Wednesday, September 24, 2008

NASA: Don't be Afraid of the Dark

It's been roughly ten years since astronomers and physicists were forced to face the reality of an invisible "dark energy" driving an acceleration of the expansion of the universe. Previous they had determined the existence of another dark force dubbed "dark matter," thought to hold the galaxies together.

Now, according to this release from NASA, they have a new problem to contend with:


Using data from NASA's Wilkinson Microwave Anisotropy Probe (WMAP), scientists have identified an unexpected motion in distant galaxy clusters.

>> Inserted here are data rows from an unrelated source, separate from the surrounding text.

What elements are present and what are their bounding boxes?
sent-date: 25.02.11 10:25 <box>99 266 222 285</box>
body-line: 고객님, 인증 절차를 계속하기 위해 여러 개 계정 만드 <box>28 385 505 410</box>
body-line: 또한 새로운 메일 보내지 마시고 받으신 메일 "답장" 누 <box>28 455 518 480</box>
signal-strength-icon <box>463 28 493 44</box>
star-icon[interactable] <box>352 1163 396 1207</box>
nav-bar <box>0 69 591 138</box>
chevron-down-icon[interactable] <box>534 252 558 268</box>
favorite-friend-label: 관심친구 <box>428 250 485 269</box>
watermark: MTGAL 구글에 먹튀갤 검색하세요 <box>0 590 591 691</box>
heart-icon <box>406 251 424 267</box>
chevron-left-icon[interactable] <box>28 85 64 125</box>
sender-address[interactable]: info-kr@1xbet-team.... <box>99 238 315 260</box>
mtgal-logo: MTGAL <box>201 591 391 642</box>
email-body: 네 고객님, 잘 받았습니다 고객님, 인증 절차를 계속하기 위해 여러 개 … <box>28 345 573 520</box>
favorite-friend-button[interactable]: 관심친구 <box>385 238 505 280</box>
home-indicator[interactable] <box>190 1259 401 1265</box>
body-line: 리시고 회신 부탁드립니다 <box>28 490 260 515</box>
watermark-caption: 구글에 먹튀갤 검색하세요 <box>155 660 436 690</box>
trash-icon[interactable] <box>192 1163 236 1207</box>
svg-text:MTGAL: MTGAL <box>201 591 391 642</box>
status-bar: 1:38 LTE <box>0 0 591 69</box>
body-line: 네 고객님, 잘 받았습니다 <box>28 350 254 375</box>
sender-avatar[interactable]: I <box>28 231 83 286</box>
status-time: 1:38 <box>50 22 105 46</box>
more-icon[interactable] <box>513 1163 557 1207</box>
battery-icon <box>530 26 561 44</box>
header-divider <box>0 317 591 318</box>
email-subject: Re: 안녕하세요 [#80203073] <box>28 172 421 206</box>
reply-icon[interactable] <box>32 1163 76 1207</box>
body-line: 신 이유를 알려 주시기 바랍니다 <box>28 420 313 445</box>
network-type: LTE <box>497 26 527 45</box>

"The clusters show a small but measurable velocity that is independent of the universe's expansion and does not change as distances increase," says lead researcher Alexander Kashlinsky at NASA's Goddard Space Flight Center in Greenbelt, Md. "We never expected to find anything like this."

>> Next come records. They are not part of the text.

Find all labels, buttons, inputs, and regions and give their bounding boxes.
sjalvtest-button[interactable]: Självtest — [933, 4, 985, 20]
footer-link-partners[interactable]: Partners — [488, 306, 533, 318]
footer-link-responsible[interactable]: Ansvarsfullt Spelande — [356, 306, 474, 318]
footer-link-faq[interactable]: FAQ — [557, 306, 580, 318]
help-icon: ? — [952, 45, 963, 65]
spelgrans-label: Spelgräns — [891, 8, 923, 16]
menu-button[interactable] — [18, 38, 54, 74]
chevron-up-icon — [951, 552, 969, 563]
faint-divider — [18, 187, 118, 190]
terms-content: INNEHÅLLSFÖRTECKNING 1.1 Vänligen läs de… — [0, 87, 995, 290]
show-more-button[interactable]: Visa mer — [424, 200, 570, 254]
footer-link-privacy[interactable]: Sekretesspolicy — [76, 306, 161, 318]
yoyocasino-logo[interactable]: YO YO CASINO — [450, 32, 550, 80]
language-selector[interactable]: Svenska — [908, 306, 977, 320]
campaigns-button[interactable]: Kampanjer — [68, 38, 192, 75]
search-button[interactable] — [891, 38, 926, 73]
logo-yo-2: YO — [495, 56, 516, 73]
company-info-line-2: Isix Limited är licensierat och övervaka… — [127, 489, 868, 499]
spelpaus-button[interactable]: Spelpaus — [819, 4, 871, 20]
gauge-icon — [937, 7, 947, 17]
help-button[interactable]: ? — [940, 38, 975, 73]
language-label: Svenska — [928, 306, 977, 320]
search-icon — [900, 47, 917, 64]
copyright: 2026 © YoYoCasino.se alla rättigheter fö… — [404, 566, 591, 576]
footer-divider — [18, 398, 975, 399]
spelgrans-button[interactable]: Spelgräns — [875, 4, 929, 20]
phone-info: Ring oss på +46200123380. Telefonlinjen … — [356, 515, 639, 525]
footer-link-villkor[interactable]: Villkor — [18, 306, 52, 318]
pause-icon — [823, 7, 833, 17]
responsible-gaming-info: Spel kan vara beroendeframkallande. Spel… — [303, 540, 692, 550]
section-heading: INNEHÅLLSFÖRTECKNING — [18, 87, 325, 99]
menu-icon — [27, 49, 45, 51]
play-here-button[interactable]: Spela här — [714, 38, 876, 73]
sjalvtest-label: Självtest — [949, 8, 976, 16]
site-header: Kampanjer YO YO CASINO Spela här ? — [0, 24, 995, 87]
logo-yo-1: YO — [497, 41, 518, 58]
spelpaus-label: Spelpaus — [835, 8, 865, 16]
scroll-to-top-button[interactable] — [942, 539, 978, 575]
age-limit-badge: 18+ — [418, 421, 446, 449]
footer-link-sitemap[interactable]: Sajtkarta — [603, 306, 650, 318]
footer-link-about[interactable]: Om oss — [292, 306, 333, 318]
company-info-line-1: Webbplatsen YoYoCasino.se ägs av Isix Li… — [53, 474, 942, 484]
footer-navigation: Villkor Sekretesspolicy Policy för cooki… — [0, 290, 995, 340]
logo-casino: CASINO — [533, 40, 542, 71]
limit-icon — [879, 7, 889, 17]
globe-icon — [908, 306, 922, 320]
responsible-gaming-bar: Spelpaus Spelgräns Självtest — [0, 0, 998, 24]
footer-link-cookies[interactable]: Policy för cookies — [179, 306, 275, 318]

The source for this latest mysterious motion of matter in the cosmos may come from "gravitational attraction of matter that lies beyond the observable universe."

Kashlinsky calls this collective motion a "dark flow" in the vein of more familiar cosmological mysteries: dark energy and dark matter. "The distribution of matter in the observed universe cannot account for this motion," he says.

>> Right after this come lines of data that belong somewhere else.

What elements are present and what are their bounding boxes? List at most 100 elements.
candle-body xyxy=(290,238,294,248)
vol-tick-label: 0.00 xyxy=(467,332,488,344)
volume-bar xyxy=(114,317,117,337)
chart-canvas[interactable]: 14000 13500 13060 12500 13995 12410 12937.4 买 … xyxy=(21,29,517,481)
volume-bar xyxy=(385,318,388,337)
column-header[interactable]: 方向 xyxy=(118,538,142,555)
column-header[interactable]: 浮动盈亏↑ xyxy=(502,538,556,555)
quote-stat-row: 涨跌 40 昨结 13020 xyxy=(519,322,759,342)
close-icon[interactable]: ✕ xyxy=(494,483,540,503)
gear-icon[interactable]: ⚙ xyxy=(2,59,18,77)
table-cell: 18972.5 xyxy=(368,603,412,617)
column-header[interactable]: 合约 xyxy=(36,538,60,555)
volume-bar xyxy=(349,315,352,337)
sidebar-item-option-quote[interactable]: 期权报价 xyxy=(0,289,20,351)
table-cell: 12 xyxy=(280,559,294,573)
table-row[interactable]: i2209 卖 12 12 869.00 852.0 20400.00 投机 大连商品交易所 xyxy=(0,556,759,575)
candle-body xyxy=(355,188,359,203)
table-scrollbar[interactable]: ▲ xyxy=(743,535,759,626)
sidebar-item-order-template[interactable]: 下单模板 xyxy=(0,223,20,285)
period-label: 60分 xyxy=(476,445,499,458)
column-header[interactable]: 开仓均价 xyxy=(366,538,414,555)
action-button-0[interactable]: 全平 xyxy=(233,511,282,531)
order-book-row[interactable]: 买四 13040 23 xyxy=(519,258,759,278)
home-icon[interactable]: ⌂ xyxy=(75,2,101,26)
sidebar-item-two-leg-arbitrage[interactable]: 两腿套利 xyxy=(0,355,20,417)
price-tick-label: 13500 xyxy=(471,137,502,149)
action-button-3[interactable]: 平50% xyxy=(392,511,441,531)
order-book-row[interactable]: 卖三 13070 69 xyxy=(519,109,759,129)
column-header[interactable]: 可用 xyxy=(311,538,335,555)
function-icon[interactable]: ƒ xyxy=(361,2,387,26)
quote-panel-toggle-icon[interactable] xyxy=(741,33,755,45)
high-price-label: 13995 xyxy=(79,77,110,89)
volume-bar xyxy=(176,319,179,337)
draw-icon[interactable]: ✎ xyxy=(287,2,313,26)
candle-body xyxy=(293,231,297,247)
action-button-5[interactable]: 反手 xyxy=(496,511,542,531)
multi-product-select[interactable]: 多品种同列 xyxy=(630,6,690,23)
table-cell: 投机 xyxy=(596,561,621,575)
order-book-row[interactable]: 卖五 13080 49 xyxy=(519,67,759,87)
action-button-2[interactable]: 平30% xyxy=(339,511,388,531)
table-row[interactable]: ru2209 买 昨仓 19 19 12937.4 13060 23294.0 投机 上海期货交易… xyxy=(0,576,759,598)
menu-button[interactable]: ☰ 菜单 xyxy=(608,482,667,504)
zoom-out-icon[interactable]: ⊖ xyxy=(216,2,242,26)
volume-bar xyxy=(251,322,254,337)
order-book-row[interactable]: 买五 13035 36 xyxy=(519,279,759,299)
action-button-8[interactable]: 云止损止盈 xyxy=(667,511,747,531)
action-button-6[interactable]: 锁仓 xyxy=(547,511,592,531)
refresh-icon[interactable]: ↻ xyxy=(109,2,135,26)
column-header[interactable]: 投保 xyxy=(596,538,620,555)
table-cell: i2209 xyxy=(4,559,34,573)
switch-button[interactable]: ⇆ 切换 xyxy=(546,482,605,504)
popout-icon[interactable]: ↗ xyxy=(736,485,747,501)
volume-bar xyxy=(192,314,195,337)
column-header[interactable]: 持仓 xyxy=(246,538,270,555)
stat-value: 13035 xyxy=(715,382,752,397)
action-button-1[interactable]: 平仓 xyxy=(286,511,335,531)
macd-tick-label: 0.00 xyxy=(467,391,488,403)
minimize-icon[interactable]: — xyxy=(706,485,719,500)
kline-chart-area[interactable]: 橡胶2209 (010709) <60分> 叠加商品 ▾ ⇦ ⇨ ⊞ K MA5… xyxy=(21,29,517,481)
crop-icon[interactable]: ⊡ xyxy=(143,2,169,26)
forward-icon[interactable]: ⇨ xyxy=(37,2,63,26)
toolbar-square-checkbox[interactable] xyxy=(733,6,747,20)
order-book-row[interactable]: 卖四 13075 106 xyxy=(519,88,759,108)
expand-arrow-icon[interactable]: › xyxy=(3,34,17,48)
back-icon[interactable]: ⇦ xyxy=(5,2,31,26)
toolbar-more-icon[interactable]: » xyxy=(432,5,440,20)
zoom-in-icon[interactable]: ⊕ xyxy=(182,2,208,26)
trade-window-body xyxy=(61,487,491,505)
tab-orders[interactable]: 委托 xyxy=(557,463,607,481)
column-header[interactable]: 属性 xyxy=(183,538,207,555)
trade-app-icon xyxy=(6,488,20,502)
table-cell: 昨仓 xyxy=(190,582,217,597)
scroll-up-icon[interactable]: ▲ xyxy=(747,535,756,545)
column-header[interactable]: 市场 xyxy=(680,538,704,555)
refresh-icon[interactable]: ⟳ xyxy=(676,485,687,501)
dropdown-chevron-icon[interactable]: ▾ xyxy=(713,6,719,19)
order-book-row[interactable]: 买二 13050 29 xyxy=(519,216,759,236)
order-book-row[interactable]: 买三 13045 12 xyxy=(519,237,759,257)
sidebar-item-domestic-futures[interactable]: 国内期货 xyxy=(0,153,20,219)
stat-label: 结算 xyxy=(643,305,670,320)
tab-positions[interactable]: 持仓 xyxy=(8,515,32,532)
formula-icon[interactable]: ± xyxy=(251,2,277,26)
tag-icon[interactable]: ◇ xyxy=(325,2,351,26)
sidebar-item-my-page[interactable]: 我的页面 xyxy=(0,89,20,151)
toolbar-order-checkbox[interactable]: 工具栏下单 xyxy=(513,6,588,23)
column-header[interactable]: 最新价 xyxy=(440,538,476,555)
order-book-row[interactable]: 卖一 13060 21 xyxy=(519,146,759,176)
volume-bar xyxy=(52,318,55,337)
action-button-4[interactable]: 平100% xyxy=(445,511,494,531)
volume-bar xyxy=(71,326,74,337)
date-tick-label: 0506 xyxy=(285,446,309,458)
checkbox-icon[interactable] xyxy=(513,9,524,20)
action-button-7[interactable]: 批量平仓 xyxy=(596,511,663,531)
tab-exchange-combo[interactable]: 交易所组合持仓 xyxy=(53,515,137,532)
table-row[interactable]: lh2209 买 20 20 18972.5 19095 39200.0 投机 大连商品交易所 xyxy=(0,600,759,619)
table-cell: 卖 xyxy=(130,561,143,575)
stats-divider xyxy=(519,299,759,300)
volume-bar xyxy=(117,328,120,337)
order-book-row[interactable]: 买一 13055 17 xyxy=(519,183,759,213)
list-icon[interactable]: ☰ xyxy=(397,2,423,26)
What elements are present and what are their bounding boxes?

The finding flies in the face of predictions from standard cosmological models, which describe such motions as decreasing at ever greater distances.

Kashlinsky and his team suggest that their clusters are responding to the gravitational attraction of matter that was pushed far beyond the observable universe by inflation. "This measurement may give us a way to explore the state of the cosmos before inflation occurred," he says.

Inflation refers to the expansion of the universe, which is now know to be accelerating due to the mysterious dark energy.

Dark energy acts like an antigravity force. Some have proposed that a similar effect might be accessible at the scale of everyday experience, and account for the alleged antigravity observations of Podkletnov and others.